Release Engineering (releng) Design
Status: Draft
Version: 4
Multiple recipe monorepos as upstreams for the collection
releng git repo
The main
recipe monorepo will be the foundation of Serpent OS. The base
subset of main
(implemented as a named group/set under the main
recipe monorepo) will be what the core of Serpent OS requires to work and be self-hosting.
Essentially, a collection of moss binary .stone packages built from this base
set (and considered a part of the virtual base
moss .stone collection) will be bootable in a systemd-nspawn container and enable the user to write/update recipes, commit them and build corresponding .stone packages.
All other Serpent OS official recipe monorepos will be used to compose and build the rest of the moss .stone collection. This collection will be built from a combination main
(where most things will go) and kernel
, hardware
, gnome
, plasma
, etc. recipe monorepos, which each live under its own snekpit org namespace.
The collection
releng (shorthand for release engineering) monorepo will use git submodules to combine these recipe monorepo "source feeds" into something that we present in each moss .stone collection release for consumption by users.
A release should be thought of as a successful build (w/necessary rebuilds) of the collection
releng monorepo that has the property of transitive closure and is known to be dependency complete.
Moss source and binary .stone collections
Our official moss binary .stone collections (w/associated moss-readable index files) will be as follows:
volatile
- Super unstable, raw dump of all built and cached .stones. Must be stabilised for each "release"
testing
- Points to a newly cut release that hasn't been approved as working
current
- Points to a not-so-newly cut release that we believe to work
Individual stones will have a mechanism indicating which set(s) they belong to, including the base
set etc.
Thus, within the same single moss-readable index file describing the moss .stone collection contents, it will be possible to configure a local profile that only enables a virtual moss .stone collection containing the base
set of .stones.
In addition, we'll have a build-from-source-only community
recipe monorepo on GitHub which will allow anyone to contribute recipes which aren't (yet?) suitable or ready for inclusion in main
etc. This is essentially our version of an AUR. This recipe monorepo will be indexed and published independently as a moss from-source-only collection index (no .stones).
Moss itself will always install/remove only binary .stones to/from the local filesystem and will by default prefer to download existing .stones if any are available that match the configured system profile (x86-64-v2 by default until we build out our portfolio of profiles).
If a cached .stone exists that matches the desired build profile, it will be installed directly. Otherwise, the source recipe in question (and its reverse dependencies!) will be automagically built on the local system and cached in a local moss .stone collection, from where moss will install the cached .stones.

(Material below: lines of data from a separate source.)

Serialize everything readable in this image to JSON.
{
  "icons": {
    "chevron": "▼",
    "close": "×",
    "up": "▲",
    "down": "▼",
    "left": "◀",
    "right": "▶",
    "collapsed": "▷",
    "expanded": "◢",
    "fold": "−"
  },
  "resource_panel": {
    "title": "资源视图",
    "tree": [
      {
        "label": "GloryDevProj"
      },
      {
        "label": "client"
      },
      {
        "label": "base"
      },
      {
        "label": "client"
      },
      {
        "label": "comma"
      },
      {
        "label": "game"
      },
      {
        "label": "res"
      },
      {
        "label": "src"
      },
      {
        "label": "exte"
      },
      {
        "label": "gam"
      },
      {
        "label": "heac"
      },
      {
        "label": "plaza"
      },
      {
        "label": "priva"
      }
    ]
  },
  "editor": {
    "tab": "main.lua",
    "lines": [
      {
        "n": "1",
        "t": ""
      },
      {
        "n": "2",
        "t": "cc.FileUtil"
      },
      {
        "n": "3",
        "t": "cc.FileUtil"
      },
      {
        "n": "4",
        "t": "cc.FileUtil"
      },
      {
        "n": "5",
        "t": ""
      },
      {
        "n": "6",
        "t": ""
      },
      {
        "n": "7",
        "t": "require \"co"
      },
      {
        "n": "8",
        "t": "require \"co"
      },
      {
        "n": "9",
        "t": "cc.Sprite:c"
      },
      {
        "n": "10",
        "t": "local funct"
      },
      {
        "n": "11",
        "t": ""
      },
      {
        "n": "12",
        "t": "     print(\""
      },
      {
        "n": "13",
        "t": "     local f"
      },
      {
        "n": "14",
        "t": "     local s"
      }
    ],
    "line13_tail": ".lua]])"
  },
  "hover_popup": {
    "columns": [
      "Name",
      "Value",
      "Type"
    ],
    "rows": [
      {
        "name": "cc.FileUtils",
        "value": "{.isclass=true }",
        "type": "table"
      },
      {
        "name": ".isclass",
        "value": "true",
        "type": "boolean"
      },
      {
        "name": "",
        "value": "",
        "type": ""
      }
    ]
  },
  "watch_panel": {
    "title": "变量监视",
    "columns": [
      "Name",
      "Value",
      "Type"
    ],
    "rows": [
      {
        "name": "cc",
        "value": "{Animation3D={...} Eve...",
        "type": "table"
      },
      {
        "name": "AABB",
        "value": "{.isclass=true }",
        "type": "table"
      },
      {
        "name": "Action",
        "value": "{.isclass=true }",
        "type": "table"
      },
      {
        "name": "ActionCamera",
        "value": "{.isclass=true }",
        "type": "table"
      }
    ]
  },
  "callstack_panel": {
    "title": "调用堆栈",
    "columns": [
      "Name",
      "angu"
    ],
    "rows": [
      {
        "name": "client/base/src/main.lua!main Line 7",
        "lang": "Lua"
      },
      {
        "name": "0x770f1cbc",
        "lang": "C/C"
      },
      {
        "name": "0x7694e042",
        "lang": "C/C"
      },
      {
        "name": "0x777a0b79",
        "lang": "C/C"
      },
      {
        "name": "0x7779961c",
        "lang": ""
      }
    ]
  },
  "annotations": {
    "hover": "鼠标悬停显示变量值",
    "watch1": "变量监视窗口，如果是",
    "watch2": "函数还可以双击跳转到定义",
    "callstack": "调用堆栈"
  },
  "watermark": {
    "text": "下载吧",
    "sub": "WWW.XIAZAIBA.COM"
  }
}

If an updated recipe becomes available, moss will automagically build and install any from-source recipes and necessary rev-dep rebuilds. This aspect is inspired by how the FreeBSD synth tool works.
Recipe Migration Path
We aim to build a history-preserving recipe migration path from the build-from-source-only community
recipe monorepo to the official Serpent OS maintained recipe monorepos.
This implies that new stacks that aim for inclusion in the official moss .stone collections can be landed and fleshed out in the community
recipe monorepo first before being migrated to a suitable official recipe monorepo.
Similarly, recipes initially landed in a personal github from-source-only repo can be migrated to the community
recipe repo using the exact same process.
When recipes become obsolete or unmaintained, we aim to support migrating the recipes in the opposite direction, first back to the community recipe repo and then to the unmaintained
recipe repo.
If a recipe isn't picked up by a maintainer (i.e. brought up to date and tested within a set period), it will be moved to the graveyard
recipe repo. Here, the recipe will be known to exist (and its last known providers will be captured for moss lookup purposes), but it won't be installable. If someone resurrects it, it can be brought back into community recipe repo.
Cutting a Release
Each week, and likely multiple times a week, we'll cut a release from the volatile
collection and version it. There will be a direct correlation between our source recipe repos and moss .stone collections - with each recipe monorepo "domain" (main
, etc.) distinctly versioned via tags.
We'll cut a release by updating submodules in the collection
releng monorepo to the latest "domain" monorepo tags (i.e. main
, kernel
, hardware
, gnome
, plasma
etc.) and releasing a new tag for the collection
releng monorepo itself.
When we're happy that the release on the testing
channel created via the above tagging process holds up, we'll publish it on the current
channel to push it to users.
(The author would like to thank @Ikey for writing an initial and perfectly cromulent draft version of this post, which summarised recent development discussions quite succintly)
(If you don't know how to read between the lines, this means I stole what he wrote and pretended I wrote it!)